GITA BEZARD Some Friendly Advice

A self described “cheeky unicorn-like dancer”, Gita Bezard (Yoshi’s Castle, Girl Shut Your Mouth) is the co-writer and director of the newest The Last Great Hunt production, The Advisors. Opening at the State Theatre Centre of WA this week (playing until June 10), the latest play from this burgeoning theatre company promises a range of scenarios, from the everyday to the fantastical. DAVID O’CONNELL spoke to her to find out what The Advisors is about, what audiences can expect, and was it true she was dressed as a squirrel when she discovered her love of the theatre.

As to what The Advisors is about, well, that’s pretty self-evident. “It is about advice,” says Bezard. “We give the audience advice through the show, both good advice and horrible advice.”

This takes the audience down an ever deepening rabbit-hole of what advice can be about in our society. “It’s about the way we give advice, spoken and unspoken,” she says. “You can have advice from beauty magazines, or advertising gives you advice, as well as friends and family. It helps to control, and also to build people.

“We are also looking at how it can be wanted, how it can be asked for, or it can also be very much unsolicited – aggressive and violent. We cover the whole ranged of advice. In terms of the topics, we try to cover everything!”

When they say everything, they really do mean it. “Of course we don’t get to everything, but general advice, finance, health, advice that you would hear everyday.” She pauses for a breath before continuing on. “Advice of parents. Then on gender and race. Then more existential ideas; such as advice for the Earth, advice for dinosaurs, advice for milk going off in the fridge, advice for dictators, how to die, advice for the apocalypse… that kind thing. We really cover lot of stuff.”

Gita Bezard

The genesis of the show stemmed from Bezard. “I had wanted to write a show about all the things that are said to women, in terms of the way they are policed,” she says. “In terms of the way they are dressed, and their safety. Don’t walk alone at night don’t get into a taxi at night, don’t walk through a park wearing that dress at night. Things like that.”

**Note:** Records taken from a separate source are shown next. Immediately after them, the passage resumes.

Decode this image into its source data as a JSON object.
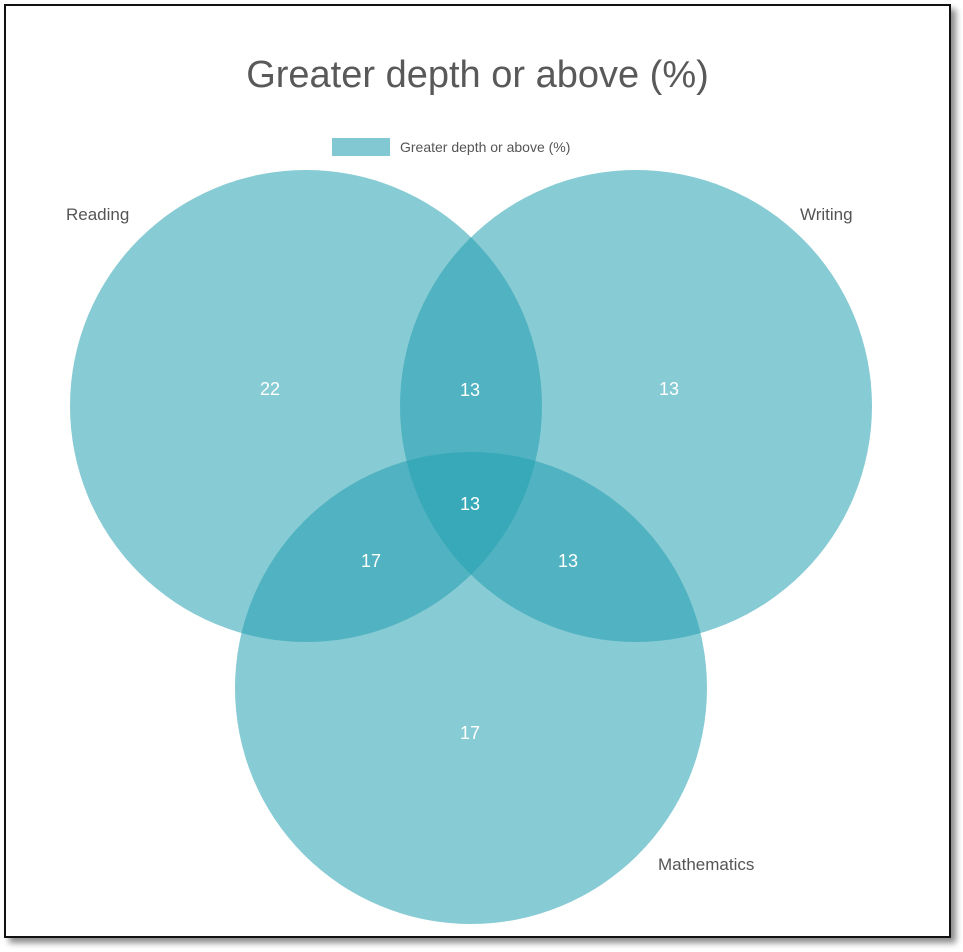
{
  "title": "Greater depth or above (%)",
  "legend": {
    "label": "Greater depth or above (%)",
    "color": "#82c8d2"
  },
  "colors": {
    "circle_fill": "#24a0b0",
    "circle_opacity": 0.55
  },
  "sets": [
    {
      "label": "Reading"
    },
    {
      "label": "Writing"
    },
    {
      "label": "Mathematics"
    }
  ],
  "regions": {
    "reading_only": "22",
    "writing_only": "13",
    "mathematics_only": "17",
    "reading_writing": "13",
    "reading_mathematics": "17",
    "writing_mathematics": "13",
    "all_three": "13"
  }
}
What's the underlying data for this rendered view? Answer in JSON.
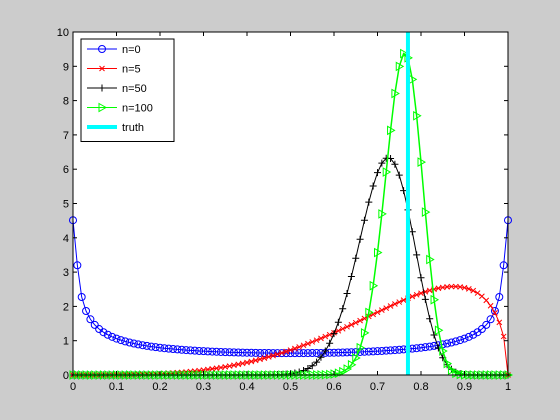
{
  "chart_data": {
    "type": "line",
    "xlim": [
      0,
      1
    ],
    "ylim": [
      0,
      10
    ],
    "xticks": [
      0,
      0.1,
      0.2,
      0.3,
      0.4,
      0.5,
      0.6,
      0.7,
      0.8,
      0.9,
      1
    ],
    "xtick_labels": [
      "0",
      "0.1",
      "0.2",
      "0.3",
      "0.4",
      "0.5",
      "0.6",
      "0.7",
      "0.8",
      "0.9",
      "1"
    ],
    "yticks": [
      0,
      1,
      2,
      3,
      4,
      5,
      6,
      7,
      8,
      9,
      10
    ],
    "ytick_labels": [
      "0",
      "1",
      "2",
      "3",
      "4",
      "5",
      "6",
      "7",
      "8",
      "9",
      "10"
    ],
    "grid": false,
    "legend_position": "top-left",
    "series": [
      {
        "name": "n=0",
        "color": "#0000ff",
        "marker": "circle",
        "distribution": "beta",
        "a": 0.5,
        "b": 0.5
      },
      {
        "name": "n=5",
        "color": "#ff0000",
        "marker": "x",
        "distribution": "beta",
        "a": 4.5,
        "b": 1.5
      },
      {
        "name": "n=50",
        "color": "#000000",
        "marker": "plus",
        "distribution": "beta",
        "a": 36.5,
        "b": 14.5
      },
      {
        "name": "n=100",
        "color": "#00ff00",
        "marker": "triangle-right",
        "distribution": "beta",
        "a": 76.5,
        "b": 24.5
      },
      {
        "name": "truth",
        "color": "#00ffff",
        "marker": "none",
        "vertical_line_x": 0.77
      }
    ]
  }
}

After writing a short piece, The Last Great Hunt as a collective began to expand on ideas from there. “We wrote more for women, then we wrote genders, and just expanded,” she says. “Everyone has written some part of the script. Then I did a massive edit afterwards. So everyone has text in there, which is great, as everyone owns it.”

For Gezard, theatre has a definable quality, that differentiates it from cinema or TV in terms of story telling. The Advisors seeks to exploit this edge. “What theatre has, that say television or film doesn’t have, is just the immediacy of what is happening, and the inability to turn it off,” she says. “You can’t pause it, you have to be there with it. I think that is really important, as in this day and age we control our medium so much, and we are crushing down our attention span bit by bit, and theatre doesn’t allow you to do that.

“You have to sit there and be with it, and deal with it. We have some bits that are uncomfortable. It’s not all good advice, and it is not all nice advice. Some of it is brutal, the kind of thing that you don’t want to hear, but it exists in the world.”

As for being dressed as a squirrel when discovering her love of theatre? Yes, that is true. As a child she was cast in her grandmother’s staging of Wind In The Willows, when she discovered it. Later that love of stage was noticed by her lecturer in teaching, who told her she should use that and turn it into a career.